Since health is a provincial subject in Pakistan after 18th Amendment, any efforts at ending the stigma of HIV would be a provincial subject now. Punjab Aids Control Programme (PACP) Spokesperson Sajjad Hafeez claims that the Punjab is on track in terms of achieving the target of keeping the HIV epidemic at less than 0.1 percent by 2030.
"To accomplish this target, preventive services and treatments along with voluntary counseling, and testing centres are being provided to HIV patients in ten districts. Moreover, trainings for healthcare providers, paramedical staff and other stakeholders are being conducted regularly for better service-delivery to patients. Rigorous awareness campaigns are also being run to spread awareness among general public and patients", he explains.
Dostana Organisation Programme Manager Dr Usman Ali expresses discontentment with the efforts of PACP. "There are 36 districts in the Punjab. Running treatment centres and offering preventive services in only ten cities shows a lack of seriousness of the state in fighting this epidemic. Also, the HIV Bill is still pending in the Punjab Assembly though it was passed by Sindh in 2013."
There are around 50 NGOs involved in creating public awareness about HIV/AIDS and also providing support to HIV/AIDS patients. These NGOs are members of the Provincial HIV/AIDS Consortium, which has been established in all four provinces to coordinate HIV/AIDS prevention and control activities.

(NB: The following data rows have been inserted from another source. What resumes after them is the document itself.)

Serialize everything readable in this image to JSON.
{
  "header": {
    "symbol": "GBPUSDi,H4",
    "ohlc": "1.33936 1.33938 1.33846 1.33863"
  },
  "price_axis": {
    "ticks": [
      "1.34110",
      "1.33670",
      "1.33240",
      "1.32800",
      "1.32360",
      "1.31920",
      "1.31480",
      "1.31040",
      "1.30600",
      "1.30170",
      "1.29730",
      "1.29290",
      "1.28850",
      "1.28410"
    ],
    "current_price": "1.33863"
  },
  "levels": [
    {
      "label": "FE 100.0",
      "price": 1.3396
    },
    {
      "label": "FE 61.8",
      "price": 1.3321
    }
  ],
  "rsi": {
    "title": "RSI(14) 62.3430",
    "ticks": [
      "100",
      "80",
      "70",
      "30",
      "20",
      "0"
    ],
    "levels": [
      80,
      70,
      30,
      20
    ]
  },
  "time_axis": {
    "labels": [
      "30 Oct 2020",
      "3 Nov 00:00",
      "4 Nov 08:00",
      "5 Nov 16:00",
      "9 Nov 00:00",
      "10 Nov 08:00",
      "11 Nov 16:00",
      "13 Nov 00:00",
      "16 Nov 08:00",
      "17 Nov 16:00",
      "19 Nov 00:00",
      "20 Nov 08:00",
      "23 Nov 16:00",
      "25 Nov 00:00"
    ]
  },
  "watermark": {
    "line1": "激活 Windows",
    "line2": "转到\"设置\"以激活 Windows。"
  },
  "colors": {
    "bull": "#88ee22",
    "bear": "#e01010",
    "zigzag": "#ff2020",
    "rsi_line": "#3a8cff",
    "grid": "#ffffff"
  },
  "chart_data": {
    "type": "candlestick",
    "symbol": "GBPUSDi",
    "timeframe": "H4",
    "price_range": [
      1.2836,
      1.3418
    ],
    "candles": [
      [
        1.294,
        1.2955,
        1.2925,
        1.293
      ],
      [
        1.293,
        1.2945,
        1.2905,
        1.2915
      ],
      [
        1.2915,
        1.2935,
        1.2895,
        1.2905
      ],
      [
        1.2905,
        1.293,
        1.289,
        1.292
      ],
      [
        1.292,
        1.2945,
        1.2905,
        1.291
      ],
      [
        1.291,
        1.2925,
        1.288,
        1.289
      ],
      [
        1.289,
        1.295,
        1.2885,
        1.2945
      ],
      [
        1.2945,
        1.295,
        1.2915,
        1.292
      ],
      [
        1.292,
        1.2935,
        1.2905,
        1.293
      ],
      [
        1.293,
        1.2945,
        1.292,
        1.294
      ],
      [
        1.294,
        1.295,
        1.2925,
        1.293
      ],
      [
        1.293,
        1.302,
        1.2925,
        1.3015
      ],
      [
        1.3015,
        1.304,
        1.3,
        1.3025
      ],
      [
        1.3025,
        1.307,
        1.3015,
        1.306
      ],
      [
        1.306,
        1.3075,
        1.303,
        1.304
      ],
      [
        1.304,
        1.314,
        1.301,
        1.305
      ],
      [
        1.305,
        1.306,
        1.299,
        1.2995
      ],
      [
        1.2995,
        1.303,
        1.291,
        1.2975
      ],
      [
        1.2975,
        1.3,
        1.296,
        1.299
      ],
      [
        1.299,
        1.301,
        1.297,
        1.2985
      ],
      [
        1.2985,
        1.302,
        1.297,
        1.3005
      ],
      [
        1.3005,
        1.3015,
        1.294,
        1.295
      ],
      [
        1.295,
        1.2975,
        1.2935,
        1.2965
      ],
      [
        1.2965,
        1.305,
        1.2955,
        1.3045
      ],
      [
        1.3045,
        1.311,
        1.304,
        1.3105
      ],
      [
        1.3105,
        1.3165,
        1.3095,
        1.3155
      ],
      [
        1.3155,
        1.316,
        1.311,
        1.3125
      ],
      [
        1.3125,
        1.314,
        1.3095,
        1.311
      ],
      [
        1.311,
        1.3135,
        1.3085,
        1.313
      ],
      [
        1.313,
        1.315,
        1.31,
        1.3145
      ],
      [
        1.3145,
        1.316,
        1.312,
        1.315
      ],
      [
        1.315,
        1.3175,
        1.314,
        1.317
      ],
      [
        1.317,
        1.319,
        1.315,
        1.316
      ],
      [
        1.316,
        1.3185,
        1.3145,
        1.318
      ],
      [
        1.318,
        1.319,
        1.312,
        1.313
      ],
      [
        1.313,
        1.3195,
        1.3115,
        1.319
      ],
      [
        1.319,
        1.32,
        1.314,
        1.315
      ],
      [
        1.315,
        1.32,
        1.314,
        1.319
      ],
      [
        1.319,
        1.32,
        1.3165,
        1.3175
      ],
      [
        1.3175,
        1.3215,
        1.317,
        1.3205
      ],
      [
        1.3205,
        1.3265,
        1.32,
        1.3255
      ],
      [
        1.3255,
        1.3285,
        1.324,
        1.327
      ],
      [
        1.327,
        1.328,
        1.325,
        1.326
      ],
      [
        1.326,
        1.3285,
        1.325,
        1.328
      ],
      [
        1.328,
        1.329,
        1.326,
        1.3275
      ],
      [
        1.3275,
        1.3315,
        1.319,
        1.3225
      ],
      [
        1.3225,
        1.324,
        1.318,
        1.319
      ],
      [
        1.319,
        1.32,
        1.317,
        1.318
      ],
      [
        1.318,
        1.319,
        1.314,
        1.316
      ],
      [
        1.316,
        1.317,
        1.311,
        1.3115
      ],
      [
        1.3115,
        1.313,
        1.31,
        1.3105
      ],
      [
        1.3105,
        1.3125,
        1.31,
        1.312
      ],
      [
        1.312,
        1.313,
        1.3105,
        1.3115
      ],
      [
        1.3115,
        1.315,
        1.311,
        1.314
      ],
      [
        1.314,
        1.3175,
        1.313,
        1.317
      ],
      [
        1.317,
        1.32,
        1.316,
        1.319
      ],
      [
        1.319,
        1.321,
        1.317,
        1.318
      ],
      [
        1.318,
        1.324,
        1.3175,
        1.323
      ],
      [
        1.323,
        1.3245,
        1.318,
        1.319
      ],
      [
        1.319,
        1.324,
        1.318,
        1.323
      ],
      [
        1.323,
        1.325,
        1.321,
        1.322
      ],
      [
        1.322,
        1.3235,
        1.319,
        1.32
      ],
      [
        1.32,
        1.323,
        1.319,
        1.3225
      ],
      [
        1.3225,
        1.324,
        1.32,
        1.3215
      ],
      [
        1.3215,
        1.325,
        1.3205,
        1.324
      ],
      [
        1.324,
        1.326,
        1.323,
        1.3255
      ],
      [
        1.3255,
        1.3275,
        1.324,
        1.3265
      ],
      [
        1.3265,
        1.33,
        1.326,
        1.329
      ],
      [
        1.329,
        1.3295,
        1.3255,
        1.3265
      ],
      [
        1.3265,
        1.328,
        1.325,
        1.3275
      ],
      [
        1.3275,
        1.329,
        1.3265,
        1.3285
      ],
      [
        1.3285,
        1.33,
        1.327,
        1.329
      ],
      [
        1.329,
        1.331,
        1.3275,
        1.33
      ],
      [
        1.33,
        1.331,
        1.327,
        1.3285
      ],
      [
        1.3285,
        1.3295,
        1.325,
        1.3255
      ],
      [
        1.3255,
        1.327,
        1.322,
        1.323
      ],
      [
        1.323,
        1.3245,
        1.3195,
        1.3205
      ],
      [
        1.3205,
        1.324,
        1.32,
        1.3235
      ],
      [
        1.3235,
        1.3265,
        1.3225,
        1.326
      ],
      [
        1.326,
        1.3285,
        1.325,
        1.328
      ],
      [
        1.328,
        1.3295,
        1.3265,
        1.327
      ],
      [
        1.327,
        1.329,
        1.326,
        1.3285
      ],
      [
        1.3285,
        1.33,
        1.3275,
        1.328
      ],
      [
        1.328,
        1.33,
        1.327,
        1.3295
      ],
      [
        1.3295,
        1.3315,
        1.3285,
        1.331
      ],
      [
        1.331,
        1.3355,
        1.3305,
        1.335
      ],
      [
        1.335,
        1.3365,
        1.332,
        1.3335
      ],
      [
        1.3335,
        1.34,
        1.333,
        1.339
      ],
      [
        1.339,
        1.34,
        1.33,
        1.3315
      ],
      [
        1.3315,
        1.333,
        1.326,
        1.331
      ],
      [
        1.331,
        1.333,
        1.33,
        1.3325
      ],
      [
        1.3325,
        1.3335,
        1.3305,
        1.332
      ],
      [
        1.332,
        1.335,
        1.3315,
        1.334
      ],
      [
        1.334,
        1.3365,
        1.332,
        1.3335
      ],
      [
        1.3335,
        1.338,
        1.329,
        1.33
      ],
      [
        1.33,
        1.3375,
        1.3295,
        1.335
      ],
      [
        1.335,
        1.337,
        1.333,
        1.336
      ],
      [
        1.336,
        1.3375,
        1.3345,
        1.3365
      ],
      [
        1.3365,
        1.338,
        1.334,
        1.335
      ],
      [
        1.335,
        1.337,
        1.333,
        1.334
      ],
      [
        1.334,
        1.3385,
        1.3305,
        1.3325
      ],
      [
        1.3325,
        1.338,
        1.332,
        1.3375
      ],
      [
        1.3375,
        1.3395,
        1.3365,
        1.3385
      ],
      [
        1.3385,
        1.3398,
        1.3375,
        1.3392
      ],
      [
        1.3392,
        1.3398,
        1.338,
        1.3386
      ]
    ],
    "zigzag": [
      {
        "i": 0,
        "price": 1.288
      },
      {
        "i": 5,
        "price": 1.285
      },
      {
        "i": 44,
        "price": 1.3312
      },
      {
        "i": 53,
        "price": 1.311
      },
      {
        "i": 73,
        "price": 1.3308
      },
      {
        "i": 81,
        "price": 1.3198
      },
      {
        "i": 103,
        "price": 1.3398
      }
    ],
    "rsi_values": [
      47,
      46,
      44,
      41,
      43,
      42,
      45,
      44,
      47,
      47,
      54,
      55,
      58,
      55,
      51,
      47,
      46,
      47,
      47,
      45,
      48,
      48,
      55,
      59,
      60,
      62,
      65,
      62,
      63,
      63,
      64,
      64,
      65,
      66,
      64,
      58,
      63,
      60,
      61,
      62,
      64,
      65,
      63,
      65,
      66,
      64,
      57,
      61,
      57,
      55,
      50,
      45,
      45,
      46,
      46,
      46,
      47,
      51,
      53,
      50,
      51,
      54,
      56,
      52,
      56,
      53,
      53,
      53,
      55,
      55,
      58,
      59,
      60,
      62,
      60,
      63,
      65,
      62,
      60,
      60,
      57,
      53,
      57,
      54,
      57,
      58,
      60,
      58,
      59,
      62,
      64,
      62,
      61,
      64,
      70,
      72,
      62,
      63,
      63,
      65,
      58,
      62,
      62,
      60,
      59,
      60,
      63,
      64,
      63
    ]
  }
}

"However, these organisations are reaching out to less than 15 percent of the vulnerable population. People in the rural areas of Pakistan are mostly uneducated which is one of the possible reasons for HIV spread", Ali states "There is hardly an example of being effective at grassroots level to promote preventive measures or create mass awareness regarding the stigma prevailing in the society towards HIV patients."
Dr Rafiq emphasises the state’s duty in this situation. "Unfortunately, international organisations are not currently offering adequate donations to Pakistan. Therefore, it is the state that needs to play the most important role in saving the future."
*Name changed to protect the patient’s identity.